Augusta Emperatriz Santa PULQUERIA, que elevada al Imperial Solio, tomaste esposo, que salvos los fueros de tu Virginidad, te auxiliase contra el perverso Eutiques, que negaba en Cristo la verdad de nuestra naturaleza, lo halló tu celo, solicitando se celebrase el Concilio de Calcedonia: donde asistiendo tú en persona, se restableció el Dogma Católico; y condenado el heresiarca, fuiste aclamada de los seicientos Padres del Concilio como Protectora de la Iglesia, en cuyo nombre el Papa San León dándote las gracias por los duplicados triunfos que en los dos herejes le ofreciste, te adjudicó otras tantas Palmas y otras otras tantas Coronas: alcánzame, Santa mía, que yo humille mis deseos, y que confesando a mi Salvador como Dios verdadero en verdadera Carne, me sepa aprovechar de su Pasión, para que blanqueada mi Alma en su Preciosa Sangre, merezca asistirle eternamente en su Celestial Corte. Amén.
    
Rezar siete Ave Marías.

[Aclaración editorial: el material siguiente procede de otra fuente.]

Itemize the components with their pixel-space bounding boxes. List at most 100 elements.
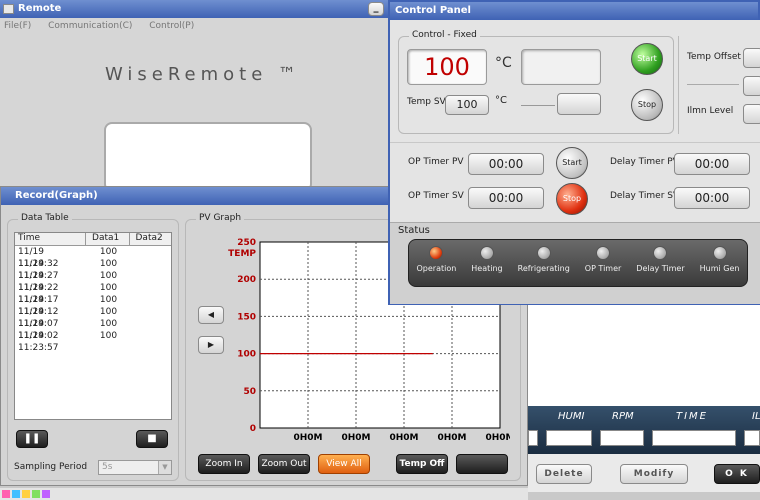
time-column-label: TIME xyxy=(676,411,709,422)
menu-file[interactable]: File(F) xyxy=(4,21,31,31)
ilmn-level-input[interactable] xyxy=(743,104,760,124)
sampling-period-select[interactable]: 5s ▼ xyxy=(98,460,172,475)
remote-window: Remote _ File(F) Communication(C) Contro… xyxy=(0,0,390,192)
remote-menu-bar: File(F) Communication(C) Control(P) xyxy=(0,18,390,34)
delete-button[interactable]: Delete xyxy=(536,464,592,484)
status-items: Operation Heating Refrigerating OP Timer Del… xyxy=(409,240,747,273)
table-cell: 100 xyxy=(99,271,118,281)
zoom-out-button[interactable]: Zoom Out xyxy=(258,454,310,474)
table-cell: 100 xyxy=(99,247,118,257)
aux-display xyxy=(521,49,601,85)
temp-sv-set-button[interactable] xyxy=(557,93,601,115)
temp-offset-label: Temp Offset xyxy=(687,52,741,62)
x-tick-label: 0H0M xyxy=(341,433,370,443)
table-row[interactable]: 11/19 11:24:27 100 xyxy=(15,258,171,281)
zoom-in-button[interactable]: Zoom In xyxy=(198,454,250,474)
status-section: Status Operation Heating Refrigerating OP T… xyxy=(390,222,760,304)
stop-button[interactable]: Stop xyxy=(631,89,663,121)
status-bar: Operation Heating Refrigerating OP Timer Del… xyxy=(408,239,748,287)
sampling-period-label: Sampling Period xyxy=(14,462,88,472)
rpm-column-label: RPM xyxy=(612,411,634,422)
ilmn-level-label: Ilmn Level xyxy=(687,106,734,116)
table-cell xyxy=(129,294,171,306)
data-table-group: Data Table Time Data1 Data2 11/19 11:24:… xyxy=(7,213,179,481)
menu-control[interactable]: Control(P) xyxy=(149,21,194,31)
blank-graph-button[interactable] xyxy=(456,454,508,474)
temp-sv-input[interactable]: 100 xyxy=(445,95,489,115)
table-cell: 11/19 11:23:57 xyxy=(18,331,59,353)
table-cell xyxy=(129,306,171,318)
column-time[interactable]: Time xyxy=(15,233,87,245)
column-data1[interactable]: Data1 xyxy=(86,233,130,245)
table-row[interactable]: 11/19 11:24:32 100 xyxy=(15,246,171,269)
offset-divider xyxy=(687,84,739,85)
table-cell xyxy=(129,282,171,294)
delay-timer-sv-label: Delay Timer SV xyxy=(610,191,680,201)
status-item: Heating xyxy=(471,246,503,273)
op-timer-start-button[interactable]: Start xyxy=(556,147,588,179)
temp-offset-input[interactable] xyxy=(743,48,760,68)
remote-title: Remote xyxy=(18,3,62,14)
data-entry-actions: Delete Modify O K xyxy=(528,454,760,492)
start-button[interactable]: Start xyxy=(631,43,663,75)
view-all-button[interactable]: View All xyxy=(318,454,370,474)
status-item: Operation xyxy=(416,246,456,273)
table-row[interactable]: 11/19 11:24:17 100 xyxy=(15,282,171,305)
offset-group: Temp Offset Ilmn Level xyxy=(678,36,760,134)
op-timer-sv-input[interactable]: 00:00 xyxy=(468,187,544,209)
palette-swatch xyxy=(2,490,10,498)
pv-value: 100 xyxy=(424,53,470,81)
pv-unit: °C xyxy=(495,55,512,71)
table-cell: 11/19 11:24:32 xyxy=(18,247,59,269)
table-row[interactable]: 11/19 11:24:02 100 xyxy=(15,318,171,341)
table-cell: 11/19 11:24:22 xyxy=(18,271,59,293)
table-header: Time Data1 Data2 xyxy=(15,233,171,246)
table-cell xyxy=(129,318,171,330)
humi-field[interactable] xyxy=(546,430,592,446)
palette-swatch xyxy=(22,490,30,498)
delay-timer-pv-display: 00:00 xyxy=(674,153,750,175)
palette-swatch xyxy=(42,490,50,498)
delay-timer-sv-input[interactable]: 00:00 xyxy=(674,187,750,209)
table-row[interactable]: 11/19 11:24:12 100 xyxy=(15,294,171,317)
minimize-button[interactable]: _ xyxy=(368,2,384,16)
data-table[interactable]: Time Data1 Data2 11/19 11:24:32 100 11/19 … xyxy=(14,232,172,420)
y-tick-label: 150 xyxy=(237,312,256,322)
offset-aux-input[interactable] xyxy=(743,76,760,96)
table-cell: 11/19 11:24:07 xyxy=(18,307,59,329)
table-row[interactable]: 11/19 11:24:07 100 xyxy=(15,306,171,329)
y-tick-label: 250 xyxy=(237,238,256,248)
temp-sv-unit: °C xyxy=(495,95,507,106)
op-timer-pv-display: 00:00 xyxy=(468,153,544,175)
rpm-field[interactable] xyxy=(600,430,644,446)
op-timer-stop-button[interactable]: Stop xyxy=(556,183,588,215)
ok-button[interactable]: O K xyxy=(714,464,760,484)
table-row[interactable]: 11/19 11:24:22 100 xyxy=(15,270,171,293)
temp-off-button[interactable]: Temp Off xyxy=(396,454,448,474)
control-upper-area: Control - Fixed 100 °C Temp SV 100 °C St… xyxy=(390,20,760,222)
pause-button[interactable]: ❚❚ xyxy=(16,430,48,448)
table-cell: 11/19 11:24:12 xyxy=(18,295,59,317)
status-item-label: OP Timer xyxy=(584,264,622,273)
data-table-label: Data Table xyxy=(18,213,72,223)
delay-timer-pv-label: Delay Timer PV xyxy=(610,157,679,167)
status-item-label: Operation xyxy=(416,264,457,273)
table-row[interactable]: 11/19 11:23:57 100 xyxy=(15,330,171,353)
column-data2[interactable]: Data2 xyxy=(130,233,171,245)
il-field[interactable] xyxy=(744,430,760,446)
menu-communication[interactable]: Communication(C) xyxy=(48,21,132,31)
humi-field-left[interactable] xyxy=(528,430,538,446)
status-item: Refrigerating xyxy=(518,246,570,273)
time-field[interactable] xyxy=(652,430,736,446)
status-label: Status xyxy=(398,225,430,236)
status-led-icon xyxy=(653,246,668,260)
humi-column-label: HUMI xyxy=(558,411,585,422)
control-panel-window: Control Panel Control - Fixed 100 °C Tem… xyxy=(388,0,760,305)
status-item: OP Timer xyxy=(584,246,622,273)
status-item-label: Humi Gen xyxy=(699,264,740,273)
status-item: Delay Timer xyxy=(636,246,685,273)
y-tick-label: 200 xyxy=(237,275,256,285)
y-tick-label: 100 xyxy=(237,350,256,360)
modify-button[interactable]: Modify xyxy=(620,464,688,484)
stop-record-button[interactable]: ■ xyxy=(136,430,168,448)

Las demás Oraciones se rezarán todos los días.
  
DÍA NOVENO – 6 DE JULIO
Por la señal…
Acto de contrición y Oración para todos los días.

Augusta Emperatriz Santa PULQUERIA, que habiendo consumado santísimamente tu carrera en defensa de la Fe, fuiste llamada de tu Celestial Esposo a recibir el premio de tus grandes Virtudes: y dejando por herederos de todos tus bienes libres sus pobres, cerraste el periodo de tu admirable vida con una preciosísima muerte, por medio de la cual pasaste a confirmar tus Bodas con el Inmaculado Cordero, cuyos Misterios defendiste como fiel Esposa; y a agregarte a la comitiva que hace Corte a su Bendita Madre, cuya dignidad sacó triunfante tu grande amor: alcánzame, Santa mía; una muerte en gracia, concillándome el amparo de MARÍA Santísima para aquella hora, y las Misericordias del Fruto bendito de su Vientre JESÚS. Amén.
      
Rezar siete Ave Marías. Las demás Oraciones se rezarán todos los días.